Post Decapod 0.4 examination and notes

0.4 functionality

  • Independent left-right (or L-R) remote capture from a set of supported cameras
  • L-R page ordering and rotation correction
  • L-R image stitching and binarization (same process?)
  • thumbnail generation
  • single image delete and reorder
  • output to type 1 image PDF

Testing genpdf

Using Aug 2, 2011 tip functionality

Observations:

  • automatic deskew correction if conditions are right
    • not sure what conditions need to exist for deskew to occur
    • does not happen with images -> possibly related to detected page geometry?
  • type 2 and 3 pdf generation functional. Quality of detected text not completely accurate (this is expected?).
  • binary version stored in Book Store
  • given a set of images that are handwritten with some colour (example), Type 2 PDF comes out greyscale with no selectable text (example).
  • given a set of images that are strictly colour images produce a Type 1 PDF:
    • decapod-genpdfEXP.py produces an empty PDF.
    • decapod-genpdf.py produces a greyscale PDF .
  • content of output PDFs are fit to A4 by default.
  • For type 3 PDF, genpdf automatically reverts to type 2 if character segmentation fails.
  • For type 1 PDF, binary and paragraph map generation, and line segmentation are always performed.
    • Consequence is that images with no detectable text are subjected to long processing.
  • Some PDF metadata generated - i.e. PDF author is "DECAPOD GenPDF", Producer is "ReportLab http://www.reportlab.com"

Future Improvements & Questions

  • Colour output option: binary, greyscale, and colour.
  • Straight Image PDF generation option (no segmentation requested).
    • Option to disable page & text segmentation.
  • PDF metadata options (user can specify their own metadata).
  • Ability to disable auto-deskew (so auto-deskew can happen earlier in the pipeline and not have to attempt deskew twice).
  • Does upgrading from Ocropus 0.4.4 improve text results?
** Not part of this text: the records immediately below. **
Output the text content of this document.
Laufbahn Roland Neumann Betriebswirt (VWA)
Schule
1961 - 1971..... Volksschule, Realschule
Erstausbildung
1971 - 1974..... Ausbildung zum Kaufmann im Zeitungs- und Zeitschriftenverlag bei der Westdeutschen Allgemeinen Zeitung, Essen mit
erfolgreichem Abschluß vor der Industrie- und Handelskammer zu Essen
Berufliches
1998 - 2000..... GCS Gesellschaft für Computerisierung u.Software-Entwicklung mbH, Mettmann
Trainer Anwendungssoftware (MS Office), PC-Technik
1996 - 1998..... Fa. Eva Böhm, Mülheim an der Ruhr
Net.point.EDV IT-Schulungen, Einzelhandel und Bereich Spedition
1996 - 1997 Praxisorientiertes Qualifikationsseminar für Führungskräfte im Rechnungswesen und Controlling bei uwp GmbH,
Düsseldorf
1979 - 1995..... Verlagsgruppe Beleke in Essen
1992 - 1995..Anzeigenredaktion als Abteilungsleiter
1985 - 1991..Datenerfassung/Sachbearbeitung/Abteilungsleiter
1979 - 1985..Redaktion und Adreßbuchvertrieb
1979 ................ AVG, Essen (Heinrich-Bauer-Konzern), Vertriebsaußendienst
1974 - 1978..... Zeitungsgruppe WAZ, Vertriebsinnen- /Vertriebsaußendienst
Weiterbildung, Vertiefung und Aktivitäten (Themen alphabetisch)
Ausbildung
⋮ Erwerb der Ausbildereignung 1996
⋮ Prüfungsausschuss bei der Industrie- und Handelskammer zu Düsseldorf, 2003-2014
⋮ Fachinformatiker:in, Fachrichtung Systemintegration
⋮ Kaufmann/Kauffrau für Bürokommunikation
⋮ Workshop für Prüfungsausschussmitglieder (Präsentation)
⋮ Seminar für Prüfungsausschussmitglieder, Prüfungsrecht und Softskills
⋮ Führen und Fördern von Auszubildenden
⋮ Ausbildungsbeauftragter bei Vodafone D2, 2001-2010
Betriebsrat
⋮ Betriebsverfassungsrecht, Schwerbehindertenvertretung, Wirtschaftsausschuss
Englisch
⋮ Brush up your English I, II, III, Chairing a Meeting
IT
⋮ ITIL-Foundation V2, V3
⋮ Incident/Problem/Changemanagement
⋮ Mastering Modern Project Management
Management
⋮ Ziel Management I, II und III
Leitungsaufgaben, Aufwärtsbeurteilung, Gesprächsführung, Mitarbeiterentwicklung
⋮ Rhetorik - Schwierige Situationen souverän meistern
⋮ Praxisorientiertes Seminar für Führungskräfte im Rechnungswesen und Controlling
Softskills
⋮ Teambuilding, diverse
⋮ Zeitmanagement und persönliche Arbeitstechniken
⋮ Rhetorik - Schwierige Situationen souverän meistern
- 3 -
What work will we need to do to support a newer version of ocropus?
  • Is there a fail-quick method of detecting text on a page?

Example Test: Type 2 PDF Test - "Computer Generated 600DPI document"

  • Running: Tip version of Decapod with Ocropus 0.4.4
  • Command run: decapod-genpdfEXP.py
  • using first 10 images of the Nuforc computer generated document.
  • Generated PDF
  • Virtual machine spec: Intel 2.8GHz quad-core, 2GB RAM
  • PDF Generation took 10s.
  • Whole process took 372s.

Example Test: Type 3 PDF Test - "Computer Generated 600DPI document"

  • Running: Tip version of Decapod with Ocropus 0.4.4
  • Command run: decapod-genpdfEXP.py
  • using first 10 images of the Nuforc computer generated document.
  • Generated PDF
  • Virtual machine spec: Intel 2.8GHz quad-core, 2GB RAM
  • PDF Generation took 25s.
  • Whole process took 1097s.

Still to do

More testing of:

  • text detection / recognitionFont generation (type 3 PDF)
  • type 2 generation
  • determining the ideal quality of input image to get best results from genpdf.
  • changing character model may improve results?

General workflow

  1. Acquire images: remote capture, or file import.
  2. Page management and QA
  3. Output files

1. Acquire images

Remote Capture

  • 3 modes of remote capture: structured light, stereo, and L-R.
  • Each mode has its own calibration scheme.
  • Each 3D capture mode has its own dewarp scheme.

Import from file system

  • Reasonable assumptions?
    • Files numbered in sequence.
  • Questions
    • What if images are different resolutions? Unpredictable segmentation results.
    • What if pages are inconsistent sizes? Unpredictable segmentation results.
    • What if images contain a mix of page spreads and single pages? Okay if resolution and page sizes are consistent.

2. Page Management

  • During page management, present thumbnails and images as it would be on output to file.

Image with text case:

  • automatically deskew image
  • automatically binarize image? display images/thumbnails in binary? or we keep it colour and save any colour processing as part of an export "preview"?

Image with no recognizable text case:

  • manual deskew correction for image

Global functions

  • automatically 3D dewarp pages if necessary
  • Crop image(s)
  • Delete image(s)
  • Reorder image(s)

3. Output Files

  • choose colour depth of output: binary or colour (original)
  • choose pdf format: image, overlaid, or scalable.
  • Any way to fail quickly at page segementation? - this way Decapod can switch to image PDF output if it doesn't detect text.